Jacek Olczak, the chief executive officer of Marlboro maker Philip Morris International, said the company will stop selling cigarettes in the United Kingdom within a decade.

Olczak said the move was part of the company's goal to become smoke-free and to help end the use of traditional cigarettes, as Philip Morris transitions to a "health care and wellness company," Financial Times said.

Olczak is urging the British government to treat cigarettes like petrol cars, which will be banned from being sold in the UK starting in 2030, the report said.

"The company could see the world without cigarettes...and actually, the sooner it happens, the better it is for everyone," The Telegraph quoted Olczak as saying.

Philip Morris has come under fire from anti-smoking advocates who accused the company of hypocrisy after it launched earlier this month a 1 billion-pound acquisition bid for Vectura, a British pharmaceutical company that makes asthma inhalers.

In February, Philip Morris announced its target to generate more than half of total net revenue from smoke-free products by 2025.

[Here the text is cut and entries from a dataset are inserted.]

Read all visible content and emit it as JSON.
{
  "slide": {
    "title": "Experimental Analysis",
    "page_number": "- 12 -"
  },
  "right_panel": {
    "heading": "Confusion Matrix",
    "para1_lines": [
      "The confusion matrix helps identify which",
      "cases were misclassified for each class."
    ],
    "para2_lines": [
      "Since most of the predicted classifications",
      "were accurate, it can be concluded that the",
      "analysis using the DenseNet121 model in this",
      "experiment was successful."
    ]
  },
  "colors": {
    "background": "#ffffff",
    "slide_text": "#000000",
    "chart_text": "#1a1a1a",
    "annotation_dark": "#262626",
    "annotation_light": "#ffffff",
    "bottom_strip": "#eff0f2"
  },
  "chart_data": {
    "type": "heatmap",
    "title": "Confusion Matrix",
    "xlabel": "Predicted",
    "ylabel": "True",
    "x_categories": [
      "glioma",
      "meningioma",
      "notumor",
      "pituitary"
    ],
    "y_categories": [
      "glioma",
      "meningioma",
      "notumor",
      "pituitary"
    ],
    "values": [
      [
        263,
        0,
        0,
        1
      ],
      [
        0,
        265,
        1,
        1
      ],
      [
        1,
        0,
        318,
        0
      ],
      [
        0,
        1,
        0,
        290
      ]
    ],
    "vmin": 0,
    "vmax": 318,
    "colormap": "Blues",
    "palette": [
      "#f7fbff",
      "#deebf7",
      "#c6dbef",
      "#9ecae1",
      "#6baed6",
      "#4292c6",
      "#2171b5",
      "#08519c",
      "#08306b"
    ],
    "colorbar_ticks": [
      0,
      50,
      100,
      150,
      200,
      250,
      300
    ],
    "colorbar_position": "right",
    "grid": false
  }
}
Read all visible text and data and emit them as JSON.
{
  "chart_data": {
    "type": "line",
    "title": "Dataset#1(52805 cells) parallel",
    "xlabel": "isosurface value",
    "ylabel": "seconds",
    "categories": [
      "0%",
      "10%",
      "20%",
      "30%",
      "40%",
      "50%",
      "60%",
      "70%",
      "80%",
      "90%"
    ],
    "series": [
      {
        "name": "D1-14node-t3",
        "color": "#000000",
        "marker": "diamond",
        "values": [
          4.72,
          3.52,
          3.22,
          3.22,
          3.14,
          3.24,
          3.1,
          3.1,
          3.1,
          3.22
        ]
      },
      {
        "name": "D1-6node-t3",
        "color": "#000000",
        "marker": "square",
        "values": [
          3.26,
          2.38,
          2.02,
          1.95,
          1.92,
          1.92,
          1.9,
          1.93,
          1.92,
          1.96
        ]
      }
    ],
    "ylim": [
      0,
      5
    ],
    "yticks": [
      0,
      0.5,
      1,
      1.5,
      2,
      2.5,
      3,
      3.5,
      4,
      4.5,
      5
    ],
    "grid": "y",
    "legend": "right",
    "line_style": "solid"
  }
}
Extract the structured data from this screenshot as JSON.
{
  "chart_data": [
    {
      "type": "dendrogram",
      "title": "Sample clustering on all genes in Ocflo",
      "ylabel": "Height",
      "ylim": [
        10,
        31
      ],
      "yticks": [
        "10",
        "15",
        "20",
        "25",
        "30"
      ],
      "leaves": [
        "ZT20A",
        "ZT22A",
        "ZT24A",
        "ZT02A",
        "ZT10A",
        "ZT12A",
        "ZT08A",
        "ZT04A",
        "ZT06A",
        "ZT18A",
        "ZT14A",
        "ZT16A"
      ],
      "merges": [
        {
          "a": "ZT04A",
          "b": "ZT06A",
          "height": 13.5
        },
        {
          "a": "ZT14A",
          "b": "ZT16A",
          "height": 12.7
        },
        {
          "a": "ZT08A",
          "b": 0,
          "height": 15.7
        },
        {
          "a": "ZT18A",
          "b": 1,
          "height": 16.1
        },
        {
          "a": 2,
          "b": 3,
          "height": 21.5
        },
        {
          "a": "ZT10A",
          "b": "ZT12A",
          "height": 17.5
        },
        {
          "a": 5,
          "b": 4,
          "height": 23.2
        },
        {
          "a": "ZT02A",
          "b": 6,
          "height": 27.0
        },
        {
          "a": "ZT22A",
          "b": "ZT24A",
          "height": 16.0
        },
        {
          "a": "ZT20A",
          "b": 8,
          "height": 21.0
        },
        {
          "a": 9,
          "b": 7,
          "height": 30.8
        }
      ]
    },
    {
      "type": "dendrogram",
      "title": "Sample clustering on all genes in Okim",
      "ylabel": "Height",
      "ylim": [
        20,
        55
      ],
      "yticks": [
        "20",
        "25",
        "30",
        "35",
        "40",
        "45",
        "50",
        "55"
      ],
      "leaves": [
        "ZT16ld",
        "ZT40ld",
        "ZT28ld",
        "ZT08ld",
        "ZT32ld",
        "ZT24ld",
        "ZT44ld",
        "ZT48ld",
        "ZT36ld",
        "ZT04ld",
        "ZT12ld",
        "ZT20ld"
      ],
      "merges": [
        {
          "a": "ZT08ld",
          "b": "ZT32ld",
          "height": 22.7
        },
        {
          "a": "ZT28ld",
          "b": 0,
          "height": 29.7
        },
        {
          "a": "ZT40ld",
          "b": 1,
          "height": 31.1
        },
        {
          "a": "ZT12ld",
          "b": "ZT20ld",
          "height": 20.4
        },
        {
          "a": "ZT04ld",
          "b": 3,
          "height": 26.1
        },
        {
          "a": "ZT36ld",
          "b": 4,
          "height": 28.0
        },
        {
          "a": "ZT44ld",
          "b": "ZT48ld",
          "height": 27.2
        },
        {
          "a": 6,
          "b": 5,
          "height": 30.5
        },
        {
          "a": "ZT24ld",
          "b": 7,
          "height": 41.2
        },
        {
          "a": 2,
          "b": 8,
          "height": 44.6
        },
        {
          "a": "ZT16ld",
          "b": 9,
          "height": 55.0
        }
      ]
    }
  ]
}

The company also said it was aiming to earn at least $1 billion in net revenues by 2025 from "Beyond Nicotine" products, Money Control reported.

Campaigners say the public should not trust cigarette makers to lead a campaign that would outlaw smoking, especially when they are continuing to sell and promote cigarettes in low-income nations where most of the world's smokers live.

Tobacco makers have been transitioning into cigarette alternatives such as vapes and electronic cigarettes.

Philip Morris currently generates 25% of its sales from alternatives like its electronic IQOS device that heats tobacco instead of burning it.

According to the World Health Organization, smoking kills more than 8 million people worldwide each year.